L’AFFOSSAMENTO DELLO IUS SOLI: UNA VITTORIA DELL’ADULTOCENTRSIMO

L’AFFOSSAMENTO DELLO IUS SOLI: UNA VITTORIA DELL’ADULTOCENTRSIMO

Articolo originale su: www.rompereilsilenziolavocedeibambini.it

L’affossamento della legge sullo ius soli – al di là dei giochi politici che lo stanno determinando – è una vittoria di ciò che noi chiamiamo adultocentrismo, visione del mondo e comportamento degli adulti che risponde ad una negazione o grave dimenticanza dei bisogni dei bambini e degli aolescenti.

I bambini e i ragazzi di origine straniera da sempre in Italia  ma che sono italiani dal punto di vista della lingua e dell’adattamento alla nostra cultura sono privati del diritto di cittadinanza e sono costretti a sperimentare penosi vissuti di diversità rispetto ai coetanei, vissuti  che  si aggiungono alle problematiche psicologiche, sociali, economiche  e familiari della loro crescita e del loro inserimento  sociale.

Racconta Christian Raimo (https://www.internazionale.it/bloc-notes/christian-raimo/2017/10/11/ius-soli-cittadini-scuola): “Una studentessa cinese di qualche anno fa, anche lei senza diritto di cittadinanza, viveva in Italia da cinque anni e aveva idee molto più elaborate di me su cosa significasse oggi un’identità legata a un mondo in grande trasformazione: ‘Io mi sento cinese in Italia, e italiana in Cina’ ”.

La mancanza di una legge sulla cittadinanza impone una frattura nel gruppo classe, contraddice l’impegno enfatizzato da molte norme e dichiarazioni sulla scuola come comunità educativa, rende assurdo tutto il lavoro didattico sull’ “educazione alla cittadinanza”, un’educazione dove  si insegna ai ragazzi ad essere persone responsabili e corrette e li si sollecita ad identificarsi in una comunità sociale, che poi nega loro il diritto di essere cittadini.

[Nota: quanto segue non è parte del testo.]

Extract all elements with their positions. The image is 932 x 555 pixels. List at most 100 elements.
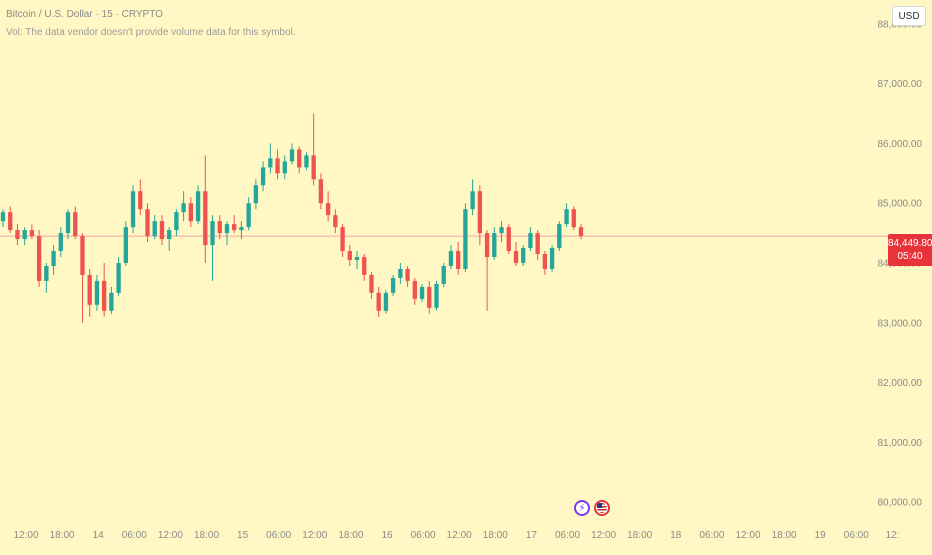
candle-body xyxy=(224,224,230,234)
candle xyxy=(369,271,374,299)
y-tick-label: 81,000.00 xyxy=(878,438,923,449)
lightning-bolt-icon[interactable]: ⚡ xyxy=(574,500,590,516)
candle-body xyxy=(484,233,490,258)
candle-body xyxy=(36,236,42,281)
y-tick-label: 80,000.00 xyxy=(878,498,923,509)
candle xyxy=(513,242,519,266)
candle xyxy=(340,224,345,258)
candle-body xyxy=(427,286,432,308)
candle-body xyxy=(549,248,555,269)
candle-body xyxy=(369,274,374,293)
candle xyxy=(58,227,63,258)
last-price-value: 84,449.80 xyxy=(888,238,932,249)
last-price-label: 84,449.80 05:40 xyxy=(888,234,932,266)
x-tick-label: 18:00 xyxy=(50,530,75,541)
candle xyxy=(145,203,150,243)
candle xyxy=(549,245,555,272)
candle-body xyxy=(130,191,136,228)
candle-body xyxy=(492,233,497,258)
candle-body xyxy=(528,233,533,249)
candle xyxy=(167,227,172,252)
x-tick-label: 19 xyxy=(815,530,827,541)
candle xyxy=(333,209,338,234)
candle xyxy=(578,224,584,240)
candle-body xyxy=(29,230,35,237)
candle xyxy=(188,197,194,228)
candle xyxy=(434,280,439,311)
candle-body xyxy=(80,236,85,275)
candle xyxy=(311,113,316,186)
candle xyxy=(506,224,511,255)
candle xyxy=(362,254,367,281)
y-tick-label: 85,000.00 xyxy=(878,199,923,210)
candle-body xyxy=(340,227,345,252)
candle xyxy=(15,224,20,246)
candle xyxy=(210,215,215,281)
x-tick-label: 16 xyxy=(381,530,393,541)
candle xyxy=(318,173,324,210)
candle xyxy=(499,221,504,243)
candle-body xyxy=(448,251,454,266)
candle xyxy=(297,146,302,174)
candle-body xyxy=(116,262,121,293)
candle xyxy=(65,209,71,240)
candle-body xyxy=(289,149,295,162)
candle-body xyxy=(260,167,266,186)
candle xyxy=(29,224,35,240)
candle-body xyxy=(188,203,194,222)
bar-countdown: 05:40 xyxy=(897,251,923,262)
candle-body xyxy=(441,265,446,284)
candle xyxy=(195,185,201,225)
candle xyxy=(116,257,121,296)
candle-body xyxy=(282,161,287,174)
candle-body xyxy=(304,155,309,168)
time-axis[interactable]: 12:00 18:00 14 06:00 12:00 18:00 15 06:00 12:00 1… xyxy=(13,530,899,541)
x-tick-label: 12:00 xyxy=(447,530,472,541)
candle xyxy=(564,203,569,228)
candle-body xyxy=(557,224,562,249)
currency-button[interactable]: USD xyxy=(892,6,926,26)
candle xyxy=(239,221,244,240)
candle-body xyxy=(181,203,186,213)
candle xyxy=(535,230,540,260)
y-tick-label: 87,000.00 xyxy=(878,79,923,90)
candle-body xyxy=(333,215,338,228)
candle xyxy=(383,289,389,314)
candle-body xyxy=(239,227,244,231)
candle-body xyxy=(101,280,107,311)
candle xyxy=(528,227,533,252)
y-tick-label: 82,000.00 xyxy=(878,378,923,389)
candle-body xyxy=(246,203,251,228)
candle xyxy=(260,161,266,192)
us-flag-icon[interactable] xyxy=(594,500,610,516)
candle xyxy=(542,251,548,275)
candle xyxy=(0,209,6,228)
candle xyxy=(22,227,27,246)
candle xyxy=(419,283,425,302)
candle-body xyxy=(383,292,389,311)
candle xyxy=(470,179,475,216)
symbol-title[interactable]: Bitcoin / U.S. Dollar · 15 · CRYPTO xyxy=(6,9,163,20)
candle xyxy=(289,143,295,165)
candle-body xyxy=(203,191,208,246)
candle xyxy=(571,206,576,231)
x-tick-label: 12:00 xyxy=(735,530,760,541)
x-tick-label: 18:00 xyxy=(194,530,219,541)
candle-body xyxy=(513,251,519,263)
candle-body xyxy=(217,221,222,234)
candle xyxy=(51,245,56,275)
candle-body xyxy=(419,286,425,299)
candle-body xyxy=(318,179,324,204)
candle xyxy=(101,262,107,317)
x-tick-label: 06:00 xyxy=(411,530,436,541)
candle-body xyxy=(275,158,280,174)
candle-body xyxy=(398,268,403,278)
candle xyxy=(152,215,157,240)
candle-body xyxy=(564,209,569,225)
candle-body xyxy=(376,292,381,311)
x-tick-label: 12:00 xyxy=(158,530,183,541)
candle xyxy=(448,245,454,269)
candle-body xyxy=(347,251,352,260)
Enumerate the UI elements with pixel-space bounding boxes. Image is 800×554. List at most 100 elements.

L’incoerenza è un grave disvalore educativo. Da dieci anni  una Raccomandazione del parlamento europeo fatta propria dal ministero dell’istruzione, dell’università e della ricerca (Miur), invita a lavorare nelle scuole alla costruzione delle competenze chiave di cittadinanza. Le ‘Indicazioni nazionali per il curricolo della scuola dell’infanzia e del primo ciclo d’istruzione’, che sono legge dello stato dal novembre 2012, titolano un paragrafo ‘per una nuova cittadinanza’. La parola cittadinanza rinvia ad un “vincolo di appartenenza di un individuo a uno stato, che comporta un insieme di diritti e doveri”.

Dunque il messaggio che la comunità sociale da ai ragazzi stranieri che vivono in Italia è il seguente: “Un conto sono i principi, un conto sono i fatti: voi dovete imparare tutto della cittadinanza, ma voi non siete cittadini!”

Conclude Lorenzoni: “Io non posso accettare di avere in classe ragazzi cittadini e ragazzi che cittadini non saranno mai. È per un motivo educativo e perfino didattico che mi ribello alla non cittadinanza, perché quella condizione mina alla base il mio mestiere”  https://www.internazionale.it/opinione/franco-lorenzoni-2/2017/09/18/insegnanti-appello-ius-soli

Peraltro la legge sulla cittadinanza italiana per gli stranieri nati in Italia  è una legge moderata, timida rispetto a molti altri paesi europei, in ogni caso rispettosa di principi sociali ed educativi fondamentali. Non prevede esattamente uno ius soli, cioè il diritto ad acquisire la cittadinanza per tutti quelli che nascono sul territorio italiano, bensì afferma uno ius soli temperato, prevede cioè che possano ottenere la cittadinanza italiana i bambini stranieri nati in Italia che abbiano almeno un genitore in possesso del permesso di soggiorno permanente o del permesso di soggiorno europeo di lungo periodo.

La nuova riforma – che poteva essere finalmente approvata dal parlamento  e che rischia invece di essere rinviata alla  prossima legislatura con un azzeramento dell’iter legislativo – introduceva inoltre uno ius culturae cioè consentiva di ottenere la cittadinanza, entro due anni dal raggiungimento della maggiore età,

anche a chi nato in Italia o arrivato qui prima di compiere dodici anni che avesse frequentato regolarmente la scuola per almeno cinque anni o che avesse seguito percorsi di istruzione e formazione professionale triennali o quadriennali idonei a ottenere una qualifica professionale.